Hoje em dia, eu também considero o sexo algo precioso. Porém, estou aprendendo que ele não obedece à lei de mercado da oferta e da demanda. Ou seja: ele pode e deve ser precioso sem ser raro. A preciosidade não seria devido à sua escacez, ao difícil acesso, e sim devido às maravilhosas sensações provocadas por encontros verdadeiros, sem mentiras. Com tantas preocupações decorrentes dos medos e dúvidas a respeito do que o homem está pensando, se ela não poderia ter esperado mais um pouco para dar para ele, se ele vai ligar no dia seguinte, se finalmente ela conseguiu ou não um namorado, etc, é impossível haver um verdadeiro encontro. O que seria esse encontro? O encontro das duas almas, das duas essências, de duas verdades.
Claro que é muito natural conversarmos com uma pessoa e, se nos sentirmos atraída, pensarmos em sexo. Durante séculos, a igreja propagou a ideia de que somente há dois tipos de sexo: o sagrado, dentro do casamento, e o sujo, que seria qualquer outro diferente dessa condição. Será que essa sua tristeza, bem inconscientemente, não seria decorrente dessa ideia?
Terminando, vou deixar aqui uma afirmação para reflexão e posteriores conversas. Acredito que muitos discordarão, mas é o que venho concluindo, através das experiências que tenho vivido. Dificilmente, uma pessoa, mesmo sendo solteira, seja homem ou mulher, sentir-se-á verdadeiramente livre e feliz como indivíduo – não como um mero componente de uma sociedade, se a sua questão sexual não for resolvida. Estou começando a defender que a total libertação dos tabus a respeito do sexo nos leva em direção ao desenvolvimento pleno da sexualidade e muda a nossa forma de nos perceber como seres humanos e, como consequência, de enxergar a vida. Essa libertação nos faz ficar mais sensíveis, menos invejosos, críticos e julgadores, torna-nos humanos mais nobres.
Durante o processo de livramento das culpas que envolvem o sexo, à medida que vamos evoluindo, cada vez mais trepamos menos, podendo chegar a um ponto em que não se trepa mais. Começa, então, a haver uma verdadeira e, cada vez mais intensa, comunicação entre os dois corpos, entre as duas almas, em forma de energia e vibração. É algo emocionante e indescritível. Existe o “fazer amor” romântico, já velho conhecido de todos nós, em que “garantias e certezas” são imprescindíveis. Hoje, estou descobrindo um “fazer amor” que nada tem a ver com aquele, no qual somente a “comunicação” é imprescindìvel e que jamais deixaria alguém triste quando percebesse alguém ao lado intencionado em fazê-lo.

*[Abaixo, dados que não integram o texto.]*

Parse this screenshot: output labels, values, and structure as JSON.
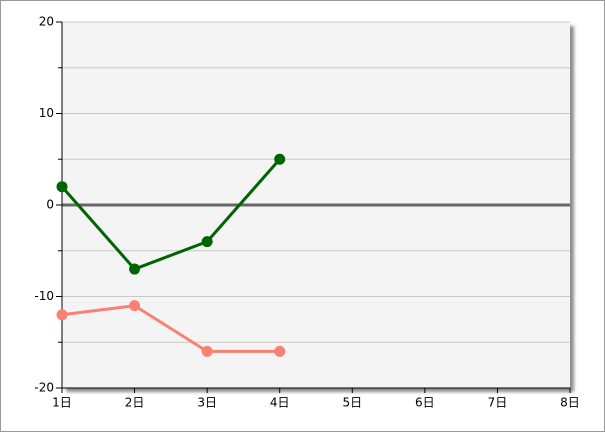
{
  "chart_data": {
    "type": "line",
    "categories": [
      "1日",
      "2日",
      "3日",
      "4日",
      "5日",
      "6日",
      "7日",
      "8日"
    ],
    "series": [
      {
        "color": "#006400",
        "values": [
          2,
          -7,
          -4,
          5,
          null,
          null,
          null,
          null
        ]
      },
      {
        "color": "#fa8072",
        "values": [
          -12,
          -11,
          -16,
          -16,
          null,
          null,
          null,
          null
        ]
      }
    ],
    "ylim": [
      -20,
      20
    ],
    "yticks": [
      -20,
      -10,
      0,
      10,
      20
    ],
    "yminorticks": [
      -15,
      -5,
      5,
      15
    ],
    "grid": true
  }
}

Considerando a existência ou não dessa comunicação em forma de carinho verdadeiro e descompromissado, energias e vibrações, durante o sexo, posso afirmar que muitos românticos fazem pouco sexo e, proporcionalmente, trepam muito. Eu, atualmente, posso considerar que tenho uma vida sexual bastante ativa, no entanto, estou no caminho de não trepar nunca.
A Força Criadora que nos rege, assim como aos nossos corpos, fez-nos puros e perfeitos. A sociedade em nós instalou a necessidade de mudar o curso individual e natural de nossas vidas e de mentir. Com isso, as possibilidades de sensações maravilhosas e sentimentos puros foram extremamente limitadas pelos ditados modelos de comportamento. Tenho a sensação de que isso foi um castigo da natureza. Aqueles que conseguirem ou, pelo menos, forem perseverantes na busca do retorno à nossa condição primeira de estado d’alma, quando não existiam mentiras, serão premiados com uma rara e maravilhosa lente, que mudará completamente o modo que enxergam a vida. Novas e desconhecidas sensações virão a reboque, como bônus. Não tenho dúvida alguma de que uma delas pode ser o verdadeiro amor, também, bem conhecido – apenas em palavras – como incondicional. Se existem condições para se amar – e a maior delas é que o outro não seja quem realmente é, pode-se sentir qualquer coisa, menos o tão buscado amor.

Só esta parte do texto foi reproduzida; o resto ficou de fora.